Silo Rumor – May 2016

Christopher Nosnibor

Given the ubiquity of music, perhaps now even more than at any time in human history – and music has been an integral part of life for as long as we know, in ever-evolving forms – it’s something that is generally taken for granted. Few consider the function, or functions, of music, and those who do are more often than not academics: the average individual is unlikely to devote a great deal of time to dissecting precisely why they listen to the music they do, or what it is that specifically draws them to music. That said, the more avant-garde and theory-based the art becomes, so more consideration is given to its purpose, and in some respects, this seems somewhat paradoxical given that much of the work in this sphere is not what the majority would necessarily consider ‘music’. And so we have Jonathan Uliel Saldanha’s Tunnel Vision, a collection of pieces recorded in and around the tunnels of Porto. Part field recording collage, part abstract, part ambient soundwork, the album’s seven segments are not overtly musical, in that they do not feature any of the conventional features of ‘music’.

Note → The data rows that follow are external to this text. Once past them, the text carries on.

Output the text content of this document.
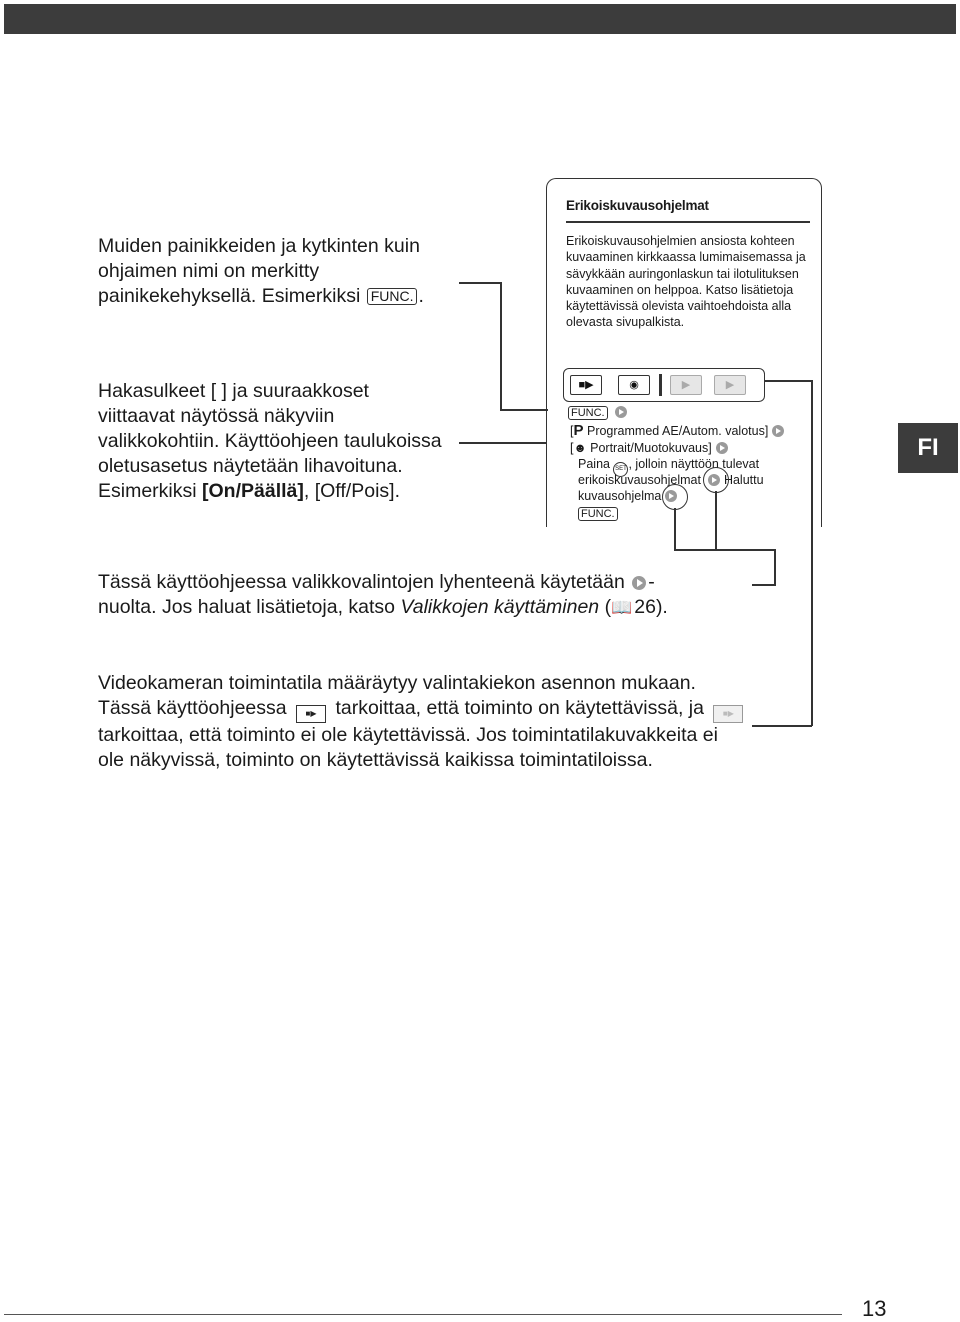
Muiden painikkeiden ja kytkinten kuin ohjaimen nimi on merkitty painikekehyksellä. Esimerkiksi FUNC. .
Hakasulkeet [ ] ja suuraakkoset viittaavat näytössä näkyviin valikkokohtiin. Käyttöohjeen taulukoissa oletusasetus näytetään lihavoituna. Esimerkiksi [On/Päällä], [Off/Pois].
Erikoiskuvausohjelmat
Erikoiskuvausohjelmien ansiosta kohteen kuvaaminen kirkkaassa lumimaisemassa ja sävykkään auringonlaskun tai ilotulituksen kuvaaminen on helppoa. Katso lisätietoja käytettävissä olevista vaihtoehdoista alla olevasta sivupalkista.
■▶	◉	▶	▶
FUNC.
[P Programmed AE/Autom. valotus]
[☻ Portrait/Muotokuvaus]
Paina SET , jolloin näyttöön tulevat
erikoiskuvausohjelmat Haluttu
kuvausohjelma
FUNC.
Tässä käyttöohjeessa valikkovalintojen lyhenteenä käytetään -
nuolta. Jos haluat lisätietoja, katso Valikkojen käyttäminen (📖 26).
Videokameran toimintatila määräytyy valintakiekon asennon mukaan. Tässä käyttöohjeessa ■▶	tarkoittaa, että toiminto on käytettävissä, ja ■▶ tarkoittaa, että toiminto ei ole käytettävissä. Jos toimintatilakuvakkeita ei ole näkyvissä, toiminto on käytettävissä kaikissa toimintatiloissa.
FI
13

While the concept of ambient music is now well established, and the theories around it also representing well-trodden territory, it’s still worth considering the purpose of an album like this. What kind of experience does it offer the listener? Specifically, what is the point? After all, Tunnel Vision is, ostensibly, little more than drones, moans, hums and thuds with occasional snippets of voices. And if anything, it’s not really ambient: it’s far too tense and unsettling for all that.

‘I’m what some people call The Tunnel. Whereas most are drawn to what’s on the surface, in the skies, or in space, I’m drawn to what’s beneath the surface,” says the anonymous speaker on the tile track. He continues: “Space seems exotic, mysterious, because it’s distant, far away enough not to fear… the underworld is a void that sits right beneath our feet. It evokes fear…” And while Tunnel Vision is concerned broadly with the use of ‘resonant spaces’, the overall mood and texture is very much of the space below than the space above and around. The purpose of this music is to evoke the space which frightens us, which pricks those subconscious fears through the medium of sound. It’s about conjuring the unfamiliar and appealing to the senses in a way which unsettles them by means of the concordance of the rumbling of distant thunder which rolls beneath a shifting soundscape of mournful brass and unexpected clashes of sound.

The three tracks which occupy side two are noticeably longer, than the four on side one, and feel more formed, building on the atmospheres which emerge through the layering of long, low hums and drones, twittering flickers snippets of voices and thuds and clumps.

And so it is that one does not listen to Jonathan Uliel Saldanha’s Tunnel Vision for its musicality, or for entertainment. Nor does one interact with music on this level for relaxation purposes, but instead to confront subconscious and primal fears. To marvel at the mind which could create such sonic challenges, and to feel a sense of discomfort that’s essential to moving out of one’s comfort zone and instead be shaken into feeling something that evokes a response beyond immediate comprehension.